La linea è quella già indicata nell’emendamento ma l’obiettivo della “riforma”, ha spiegato Annarosa Racca, presidente della Federfarma (le oltre 16 mila farmacie private), è quello di riuscire a portare più vicino alla porta di casa dei cittadini servizi che le Asl continuano ad offrire con il fiato corto. Ma la rivoluzione del servizio, per il quale è già scattato il contro alla rovescia, si concretizzerà anche con il rinnovo della prossima convenzione della categoria con il servizio sanitario nazionale.

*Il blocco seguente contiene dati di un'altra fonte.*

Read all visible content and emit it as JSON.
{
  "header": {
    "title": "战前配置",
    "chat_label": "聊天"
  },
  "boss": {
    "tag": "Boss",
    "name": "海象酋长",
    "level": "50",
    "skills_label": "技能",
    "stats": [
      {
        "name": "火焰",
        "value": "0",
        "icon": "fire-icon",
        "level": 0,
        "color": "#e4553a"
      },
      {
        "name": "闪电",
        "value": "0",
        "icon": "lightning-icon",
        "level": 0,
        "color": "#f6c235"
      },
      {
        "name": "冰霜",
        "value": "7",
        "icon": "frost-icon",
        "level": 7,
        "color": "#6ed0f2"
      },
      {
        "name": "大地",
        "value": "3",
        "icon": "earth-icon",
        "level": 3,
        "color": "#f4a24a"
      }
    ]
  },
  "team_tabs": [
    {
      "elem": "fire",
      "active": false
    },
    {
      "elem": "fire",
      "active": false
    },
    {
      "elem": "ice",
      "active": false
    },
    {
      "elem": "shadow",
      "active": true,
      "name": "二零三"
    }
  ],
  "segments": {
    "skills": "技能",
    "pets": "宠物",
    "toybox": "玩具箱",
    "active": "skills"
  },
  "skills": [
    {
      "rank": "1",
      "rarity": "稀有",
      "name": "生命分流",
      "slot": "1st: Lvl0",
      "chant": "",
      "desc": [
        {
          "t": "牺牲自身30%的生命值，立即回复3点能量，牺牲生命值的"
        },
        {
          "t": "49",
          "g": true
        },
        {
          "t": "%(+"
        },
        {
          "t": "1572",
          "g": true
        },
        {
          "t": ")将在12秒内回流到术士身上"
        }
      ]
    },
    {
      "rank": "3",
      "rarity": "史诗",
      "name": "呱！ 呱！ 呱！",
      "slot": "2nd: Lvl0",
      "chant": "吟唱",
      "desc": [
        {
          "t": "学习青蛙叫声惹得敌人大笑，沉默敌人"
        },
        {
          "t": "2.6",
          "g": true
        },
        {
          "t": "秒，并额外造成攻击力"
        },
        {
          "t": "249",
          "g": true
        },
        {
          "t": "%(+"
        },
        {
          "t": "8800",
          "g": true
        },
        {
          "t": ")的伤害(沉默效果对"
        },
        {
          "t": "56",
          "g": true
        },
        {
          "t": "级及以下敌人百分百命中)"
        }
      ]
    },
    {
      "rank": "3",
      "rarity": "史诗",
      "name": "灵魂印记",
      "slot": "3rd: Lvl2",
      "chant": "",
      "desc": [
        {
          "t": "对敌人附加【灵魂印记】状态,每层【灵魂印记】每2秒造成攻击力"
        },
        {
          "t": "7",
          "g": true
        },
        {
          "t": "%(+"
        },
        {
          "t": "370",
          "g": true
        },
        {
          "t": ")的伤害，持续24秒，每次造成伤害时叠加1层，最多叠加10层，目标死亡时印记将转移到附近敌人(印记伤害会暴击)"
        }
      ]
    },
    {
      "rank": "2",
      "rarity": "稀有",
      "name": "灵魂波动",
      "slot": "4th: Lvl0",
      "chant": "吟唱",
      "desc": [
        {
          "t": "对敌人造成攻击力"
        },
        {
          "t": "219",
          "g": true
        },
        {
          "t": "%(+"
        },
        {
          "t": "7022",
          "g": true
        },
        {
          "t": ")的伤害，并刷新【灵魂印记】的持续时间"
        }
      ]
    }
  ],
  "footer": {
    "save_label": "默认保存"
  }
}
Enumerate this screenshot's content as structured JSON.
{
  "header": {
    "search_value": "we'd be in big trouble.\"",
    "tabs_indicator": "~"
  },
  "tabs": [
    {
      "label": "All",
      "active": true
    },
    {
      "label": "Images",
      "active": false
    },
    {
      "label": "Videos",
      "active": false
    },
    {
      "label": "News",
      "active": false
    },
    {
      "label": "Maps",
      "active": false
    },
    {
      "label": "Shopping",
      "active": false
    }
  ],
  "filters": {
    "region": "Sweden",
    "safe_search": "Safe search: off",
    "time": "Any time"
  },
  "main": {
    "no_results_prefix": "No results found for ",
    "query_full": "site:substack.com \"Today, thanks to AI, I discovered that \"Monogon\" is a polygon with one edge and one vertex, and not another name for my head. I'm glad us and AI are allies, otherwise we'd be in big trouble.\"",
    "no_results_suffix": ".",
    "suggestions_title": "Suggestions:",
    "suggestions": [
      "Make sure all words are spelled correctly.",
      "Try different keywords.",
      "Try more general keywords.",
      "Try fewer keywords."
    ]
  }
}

I farmacisti apriranno le porte dei loro esercizi a questo tipo di lavoro con un vantaggio che, assicura Racca, sarà a «costo zero» per la sanità pubblica. «Il nostro servizio farmaceutico è già fra i primi al mondo – ha detto Racca – con questa riforma diventerà l’eccellenza». La presidente dei farmacisti, che a Milano ha già seguito forme di iniziative pilota, si dice profondamente convinta dell’utilità del nuovi sistema, «prima di tutto per i cittadini». Anche altre regioni come le Marche e alcune reti a Belluno e a Livorno, solo per citare le esperienze più recenti, hanno adottato il sistema dimostrandone la fattibilità.

Centro prenotazioni  Il collegamento ad un sistema centrale permetterà ai cittadini di prenotare una visita o un esame diagnostico e di laboratorio, direttamente dal banco del farmacista. Sarà anche possibile ritirare i referti senza andare nella sede della Asl. Le 16 mila farmacie private, offrirebbero, ha spiegato Racca, un importante vantaggio per i cittadini che potranno trovare vicino casa il servizio. Un vantaggio soprattutto per una popolazione sempre più anziana.
Assistenza domiciliare I farmacisti si dicono pronti ad estere la loro assistenza anche accanto al letto del malato. Il controllo dei farmaci assunti, dell’ossigeno o di altri supporti rientra fra i loro ruoli.

Campagane di prevenzione Le farmacie non sono nuove a queste esperienze ma in accordo con il servizio sanitario nazionale sono pronte, ha assicurato la presidente di Federfarma, a lavorare in questa direzione.